Evidemment, cette tendance n’échappe pas aux multinationales comme Nestlé (qui investit massivement dans des terres agricoles en Asie), qui devront réinvestir l’amont agricole pour sécuriser leurs approvisionnements.

C’est dire que tous les ingrédients sont réunis pour une meilleure valorisation des terres agricoles africaines. Reste cette équation permanente en Afrique de l’Ouest, où les terres agricoles sont souvent régies par le droit coutumier traditionnel qui ne reconnaît pas l’acte de vente. La greffe promue avec la finance ne se fera pas sans obstacles. Au vu des programmes gouvernementaux entrepris au Sénégal, au Burkina Faso et au Mali, l’option qui se profile semble être surtout celle de financer une agriculture vivrière en plaçant les autochtones au centre du dispositif. Une approche qui rencontre facilement ses limites dans la rareté des financements qui restent dévolus aux méga-projets. Lors de la réunion du caucus africain à Nouakchott, début août, Dominique Strauss Khan avait rappelé aux gouverneurs des banques centrales africaines la nécessité de faire respecteraux nouveaux partenaires des « minimas de transparence » et des « conditionnalités » liées à l’emprunt, afin que leurs financements correspondent « aux besoins réels de l’Afrique ».

« Le problème, c’est que la Chine ou les pays du Golfe ont tendance à prêter à des taux d’intérêt plus difficiles pour les pays africains quele FMI ou la Banque mondiale. Nous sommes donc là pour les conseiller et pour leur dire de se méfier de ce miroir aux alouettes ! » Là où toutes les réformes agraires ont échoué, la pression financière parviendra-t-elle à adapter ce droit séculaire ?

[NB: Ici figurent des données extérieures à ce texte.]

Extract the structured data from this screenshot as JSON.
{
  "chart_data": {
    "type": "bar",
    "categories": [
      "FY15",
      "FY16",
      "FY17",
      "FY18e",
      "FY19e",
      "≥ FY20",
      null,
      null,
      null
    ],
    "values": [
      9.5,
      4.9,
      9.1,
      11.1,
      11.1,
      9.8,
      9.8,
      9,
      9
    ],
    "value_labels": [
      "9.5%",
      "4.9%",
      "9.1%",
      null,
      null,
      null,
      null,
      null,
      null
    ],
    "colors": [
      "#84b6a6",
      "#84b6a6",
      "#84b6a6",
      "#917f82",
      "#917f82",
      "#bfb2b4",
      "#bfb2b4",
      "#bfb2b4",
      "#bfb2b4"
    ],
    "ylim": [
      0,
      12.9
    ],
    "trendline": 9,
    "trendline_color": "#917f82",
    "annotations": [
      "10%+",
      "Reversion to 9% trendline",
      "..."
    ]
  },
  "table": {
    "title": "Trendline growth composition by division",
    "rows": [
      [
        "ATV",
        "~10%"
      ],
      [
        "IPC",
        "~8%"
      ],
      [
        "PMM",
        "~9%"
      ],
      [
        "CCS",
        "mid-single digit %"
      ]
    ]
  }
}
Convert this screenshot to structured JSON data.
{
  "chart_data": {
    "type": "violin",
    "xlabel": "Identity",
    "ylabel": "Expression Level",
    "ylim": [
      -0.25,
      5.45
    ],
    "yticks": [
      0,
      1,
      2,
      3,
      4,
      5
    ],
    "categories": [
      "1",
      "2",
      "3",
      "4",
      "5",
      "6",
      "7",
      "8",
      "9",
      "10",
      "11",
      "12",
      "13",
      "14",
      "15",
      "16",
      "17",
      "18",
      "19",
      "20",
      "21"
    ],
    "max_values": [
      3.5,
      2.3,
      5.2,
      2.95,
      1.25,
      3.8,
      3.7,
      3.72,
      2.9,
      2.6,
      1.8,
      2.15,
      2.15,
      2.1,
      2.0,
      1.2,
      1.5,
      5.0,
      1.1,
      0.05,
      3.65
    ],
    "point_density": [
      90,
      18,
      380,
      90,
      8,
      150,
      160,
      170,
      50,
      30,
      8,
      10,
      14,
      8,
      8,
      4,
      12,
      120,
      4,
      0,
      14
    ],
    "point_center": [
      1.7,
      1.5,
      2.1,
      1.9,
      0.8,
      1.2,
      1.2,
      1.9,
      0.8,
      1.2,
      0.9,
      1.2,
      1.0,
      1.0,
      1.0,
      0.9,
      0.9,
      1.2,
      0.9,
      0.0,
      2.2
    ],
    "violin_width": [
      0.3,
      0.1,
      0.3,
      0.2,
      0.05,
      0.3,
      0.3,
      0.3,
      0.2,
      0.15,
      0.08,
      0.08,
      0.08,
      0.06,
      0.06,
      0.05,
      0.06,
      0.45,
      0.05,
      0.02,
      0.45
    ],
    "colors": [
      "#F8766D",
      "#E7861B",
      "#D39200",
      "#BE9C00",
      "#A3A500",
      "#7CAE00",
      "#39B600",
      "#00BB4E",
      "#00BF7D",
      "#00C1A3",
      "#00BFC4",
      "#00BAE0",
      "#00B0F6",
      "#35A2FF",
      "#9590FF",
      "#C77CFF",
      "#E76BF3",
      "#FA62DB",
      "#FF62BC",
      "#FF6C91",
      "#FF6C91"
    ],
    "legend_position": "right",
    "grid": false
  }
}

L’Afrique australe : un grenier politisé

Contrairement à l’Afrique de l’Ouest, le droit coutumier a été presque entièrement démantelé en Afrique australe où les fermiers blancs avaient fait du Zimbabwe le grenier de l’Afrique. Un statut perdu depuis à cause du caractère même de la répartition des terres selon un mode hérité de l’apartheid et accordant à la minorité blanche la quasi-totalité des terres arables. Les nécessaires réformes agraires dans cette région pourraient s’envisager par une nouvelle répartition des terres agricoles au niveau transnational, comme ces agriculteurs du Zimbabwe qui sont déplacés avec succès au Mozambique.